Am Dienstag verkünden Gesundheitsminister Alain Berset und BAG-Chef Pascal Strupler die Krankenkassen-Prämien für das Jahr 2020. Bereits im Vorfeld liessen die grossen Kassen Helsana, CSS, Groupe Mutuel, Swica und Santas durchblicken: Die Prämien bleiben für einen Grossteil der Versicherten stabil oder sollen sogar sinken
(etwa hier).
Alain Berset kritisierte dieses Vorgehen als zu früh. Die von Versicherern geäusserten Angaben seien «juristisch an der Grenze und politisch unzulässig», sagte er
in einem Interview mit den Tageszeitungen von Tamedia. Es verunsichere die Leute, was zu verfrühten, falschen Entscheiden führen könnte.
Im Krankenversicherungsaufsichtsgesetz steht: Die Prämien der obligatorischen Krankenversicherung «dürfen vor ihrer Genehmigung weder veröffentlicht noch angewendet werden». Informieren dürfen die Versicherer erst, nachdem das Bundesamt für Gesundheit (BAG) die Prämien genehmigt hat.
Bundesrat prüft Gesetzesanpassung
Denn solche Äusserungen könnten dem BAG zufolge zu Wettbewerbsverzerrungen führen. Weil sich die Aussagen rechtlich in einer Grauzone befinden, kann die Behörde die Kassen jedoch nicht büssen. Das Bundesamt für Gesundheit habe zum Schutz der Versicherten aber umgehend bei den Versicherern interveniert.
Nun will der Bundesrat noch weiter gehen: Er will verfrühte Äusserungen unter Strafe stellen,
wie die «Sonntagszeitung» (Abo) berichtet. Dafür müsse das Gesetz angepasst werden. «Der Bundesrat ist bereit, die Opportunität einer solchen Gesetzesanpassung zu prüfen», wird BAG-Sprecher Jonas Montani im Bericht zitiert.
Wie sich Versicherer rechtfertigen
Die Versicherer wehren sich gegen die Anschuldigung von Alain Berset, zu früh informiert zu haben.
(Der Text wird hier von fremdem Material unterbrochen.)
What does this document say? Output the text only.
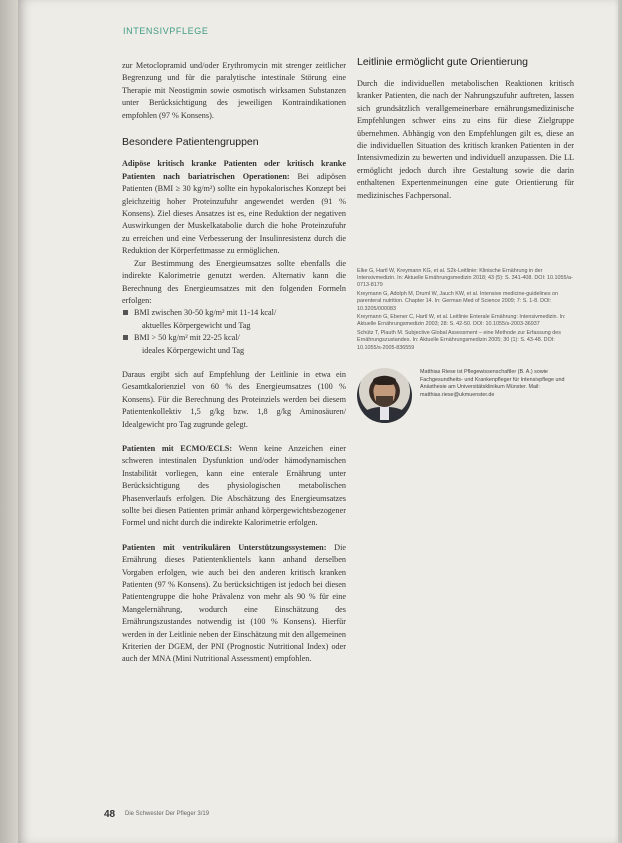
INTENSIVPFLEGE

zur Metoclopramid und/oder Erythromycin mit strenger zeitlicher Begrenzung und für die paralytische intestinale Störung eine Therapie mit Neostigmin sowie osmotisch wirksamen Substanzen unter Berücksichtigung des jeweiligen Kontraindikationen empfohlen (97 % Konsens).

Besondere Patientengruppen

Adipöse kritisch kranke Patienten oder kritisch kranke Patienten nach bariatrischen Operationen: Bei adipösen Patienten (BMI ≥ 30 kg/m²) sollte ein hypokalorisches Konzept bei gleichzeitig hoher Proteinzufuhr angewendet werden (91 % Konsens). Ziel dieses Ansatzes ist es, eine Reduktion der negativen Auswirkungen der Muskelkatabolie durch die hohe Proteinzufuhr zu erreichen und eine Verbesserung der Insulinresistenz durch die Reduktion der Körperfettmasse zu ermöglichen.

Zur Bestimmung des Energieumsatzes sollte ebenfalls die indirekte Kalorimetrie genutzt werden. Alternativ kann die Berechnung des Energieumsatzes mit den folgenden Formeln erfolgen:

BMI zwischen 30-50 kg/m² mit 11-14 kcal/
aktuelles Körpergewicht und Tag
BMI > 50 kg/m² mit 22-25 kcal/
ideales Körpergewicht und Tag

Daraus ergibt sich auf Empfehlung der Leitlinie in etwa ein Gesamtkalorienziel von 60 % des Energieumsatzes (100 % Konsens). Für die Berechnung des Proteinziels werden bei diesem Patientenkollektiv 1,5 g/kg bzw. 1,8 g/kg Aminosäuren/ Idealgewicht pro Tag zugrunde gelegt.

Patienten mit ECMO/ECLS: Wenn keine Anzeichen einer schweren intestinalen Dysfunktion und/oder hämodynamischen Instabilität vorliegen, kann eine enterale Ernährung unter Berücksichtigung des physiologischen metabolischen Phasenverlaufs erfolgen. Die Abschätzung des Energieumsatzes sollte bei diesen Patienten primär anhand körpergewichtsbezogener Formel und nicht durch die indirekte Kalorimetrie erfolgen.

Patienten mit ventrikulären Unterstützungssystemen: Die Ernährung dieses Patientenklientels kann anhand derselben Vorgaben erfolgen, wie auch bei den anderen kritisch kranken Patienten (97 % Konsens). Zu berücksichtigen ist jedoch bei diesen Patientengruppe die hohe Prävalenz von mehr als 90 % für eine Mangelernährung, wodurch eine Einschätzung des Ernährungszustandes notwendig ist (100 % Konsens). Hierfür werden in der Leitlinie neben der Einschätzung mit den allgemeinen Kriterien der DGEM, der PNI (Prognostic Nutritional Index) oder auch der MNA (Mini Nutritional Assessment) empfohlen.

Leitlinie ermöglicht gute Orientierung

Durch die individuellen metabolischen Reaktionen kritisch kranker Patienten, die nach der Nahrungszufuhr auftreten, lassen sich grundsätzlich verallgemeinerbare ernährungsmedizinische Empfehlungen schwer eins zu eins für diese Zielgruppe übernehmen. Abhängig von den Empfehlungen gilt es, diese an die individuellen Situation des kritisch kranken Patienten in der Intensivmedizin zu bewerten und individuell anzupassen. Die LL ermöglicht jedoch durch ihre Gestaltung sowie die darin enthaltenen Expertenmeinungen eine gute Orientierung für medizinisches Fachpersonal.

Elke G, Hartl W, Kreymann KG, et al. S2k-Leitlinie: Klinische Ernährung in der Intensivmedizin. In: Aktuelle Ernährungsmedizin 2018; 43 (5): S. 341-408. DOI: 10.1055/a-0713-8179

Kreymann G, Adolph M, Druml W, Jauch KW, et al. Intensive medicine-guidelines on parenteral nutrition. Chapter 14. In: German Med of Science 2009; 7: S. 1-8. DOI: 10.3205/000083

Kreymann G, Ebener C, Hartl W, et al. Leitlinie Enterale Ernährung: Intensivmedizin. In: Aktuelle Ernährungsmedizin 2003; 28: S. 42-50. DOI: 10.1055/s-2003-36937

Schütz T, Plauth M. Subjective Global Assessment – eine Methode zur Erfassung des Ernährungszustandes. In: Aktuelle Ernährungsmedizin 2005; 30 (1): S. 43-48. DOI: 10.1055/s-2005-836559

Matthias Riese ist Pflegewissenschaftler (B. A.) sowie Fachgesundheits- und Krankenpfleger für Intensivpflege und Anästhesie am Universitätsklinikum Münster. Mail: matthias.riese@ukmuenster.de
48 Die Schwester Der Pfleger 3/19
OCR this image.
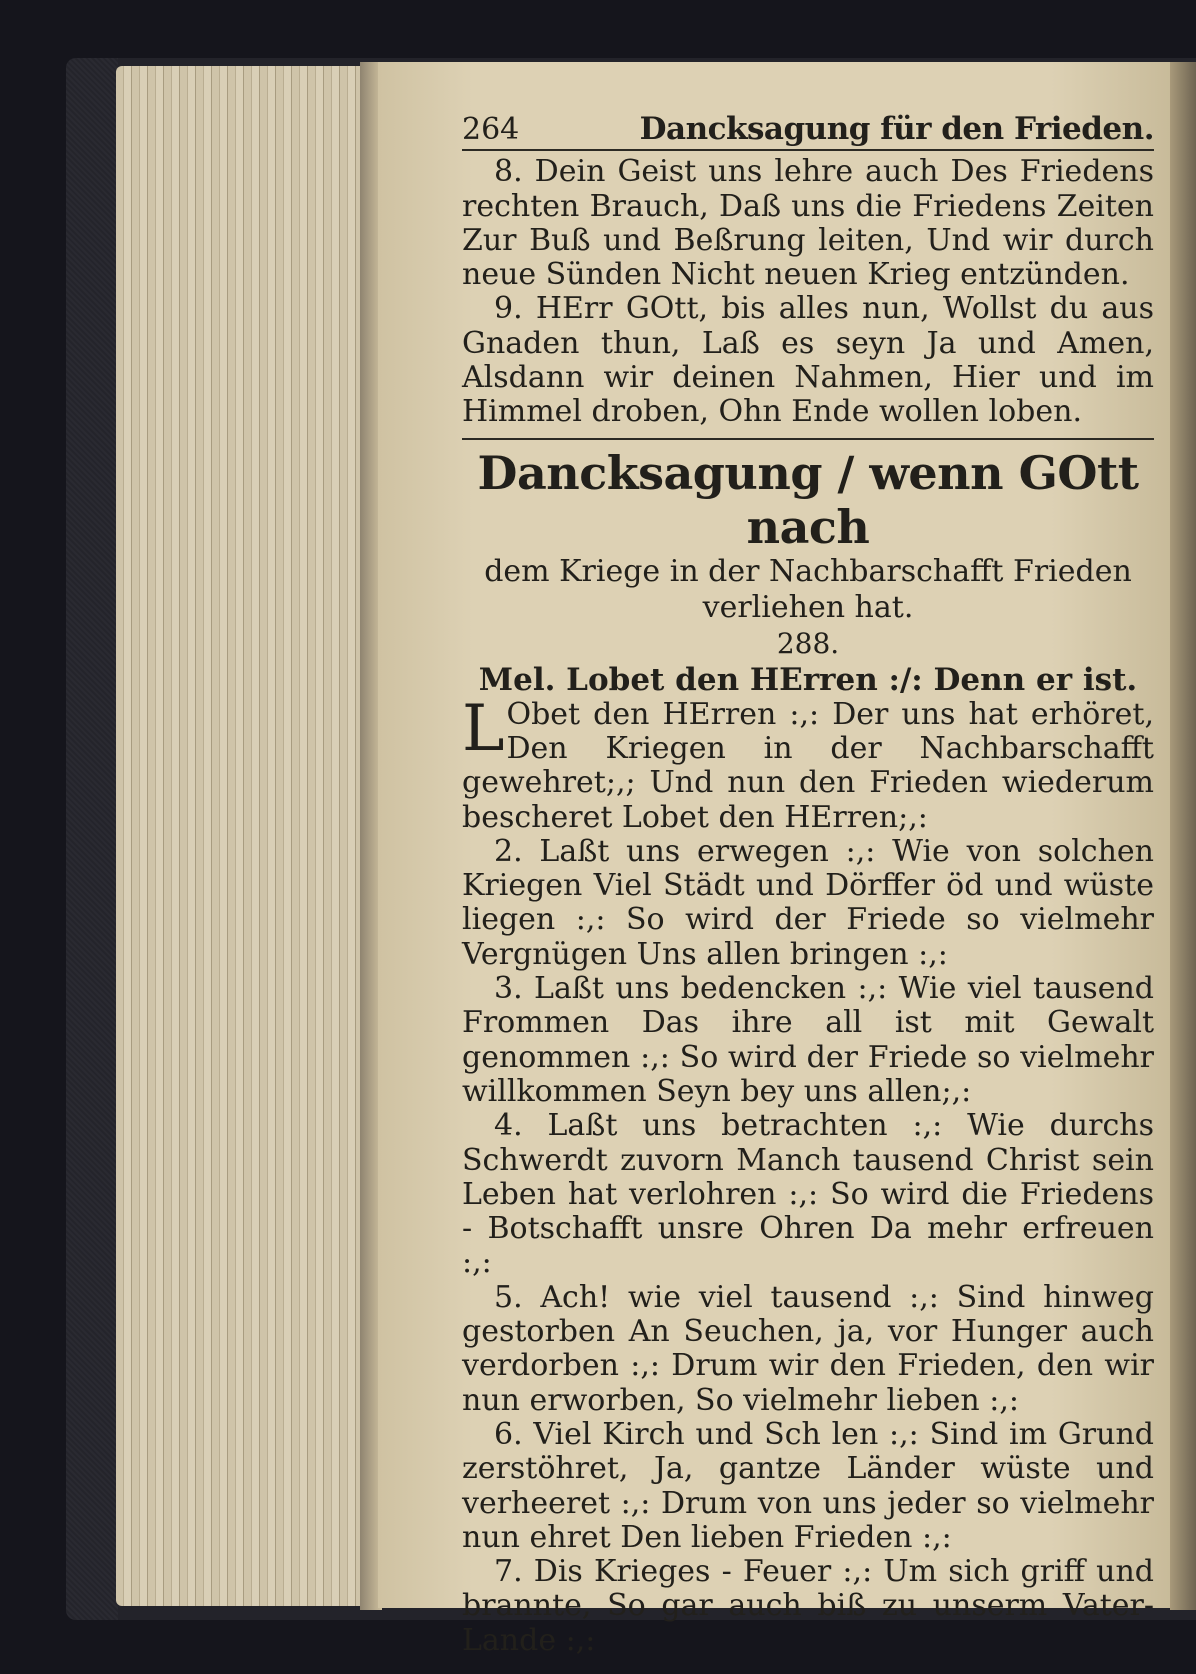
264	Dancksagung für den Frieden.

8. Dein Geist uns lehre auch Des Friedens rechten Brauch, Daß uns die Friedens Zeiten Zur Buß und Beßrung leiten, Und wir durch neue Sünden Nicht neuen Krieg entzünden.

9. HErr GOtt, bis alles nun, Wollst du aus Gnaden thun, Laß es seyn Ja und Amen, Alsdann wir deinen Nahmen, Hier und im Himmel droben, Ohn Ende wollen loben.

Dancksagung / wenn GOtt nach
dem Kriege in der Nachbarschafft Frieden verliehen hat.
288.
Mel. Lobet den HErren :/: Denn er ist.

L Obet den HErren :,: Der uns hat erhöret, Den Kriegen in der Nachbarschafft gewehret;,; Und nun den Frieden wiederum bescheret Lobet den HErren;,:

2. Laßt uns erwegen :,: Wie von solchen Kriegen Viel Städt und Dörffer öd und wüste liegen :,: So wird der Friede so vielmehr Vergnügen Uns allen bringen :,:

3. Laßt uns bedencken :,: Wie viel tausend Frommen Das ihre all ist mit Gewalt genommen :,: So wird der Friede so vielmehr willkommen Seyn bey uns allen;,:

4. Laßt uns betrachten :,: Wie durchs Schwerdt zuvorn Manch tausend Christ sein Leben hat verlohren :,: So wird die Friedens - Botschafft unsre Ohren Da mehr erfreuen :,:

5. Ach! wie viel tausend :,: Sind hinweg gestorben An Seuchen, ja, vor Hunger auch verdorben :,: Drum wir den Frieden, den wir nun erworben, So vielmehr lieben :,:

6. Viel Kirch und Sch len :,: Sind im Grund zerstöhret, Ja, gantze Länder wüste und verheeret :,: Drum von uns jeder so vielmehr nun ehret Den lieben Frieden :,:

7. Dis Krieges - Feuer :,: Um sich griff und brannte, So gar auch biß zu unserm Vater-Lande :,:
Die Groupe Mutuel etwa habe «das Vertriebsnetz und nicht die Öffentlichkeit über die Presse» informiert, zitiert die «Sonntagszeitung» den Versicherer aus Martigny. Als Reaktion auf die Mitteilung der Mitbewerber – um einen fairen Wettbewerb zu gewährleisten.
Auch Helsana habe keinerlei konkrete Angaben zu den Prämien gemacht. Die Kasse habe lediglich eine Prognose erlaubt, sagte ein Sprecher zur Zeitung. Und Concordia teilt mit, das als vertraulich bezeichnete Dokument hätte nicht an Vermittler weitergeleitet werden dürfen.
3,1 Milliarden Franken Quersubventionierung
Krankenkassenexperte Felix Schneuwly bezeichnet diese herrschende Prämienregulierung als «schädliche Geheimniskrämerei». Die Kalkulation und Genehmigung aller Grundversicherungsprämien orientiert sich gemäss KVG an der Standardgrundversicherung. Und das sei nicht mehr zeitgemäss, so Schneuwly. Denn mittlerweile habe nur noch eine Minderheit der Versicherten eine Standardgrundversicherung.
Die Prämienregulierung müsste im Interesse der Versicherten sein, so Schneuwly vom Online-Vergleichsdienst Comparis weiter. Heute müssten die Versicherten mit Rabatten
eine Unterdeckung des Standardversicherungsmodells von gut 3,1 Milliarden Franken ausgleichen. Hauptgrund sind die Rabattierungsregeln bei Wahlfranchisen und alternative Versicherungsmodellen (AVM). Er fordert unter anderem die Prämie der Standardgrundversicherung als Referenzprämie für alle AVM-Prämien abzuschaffen.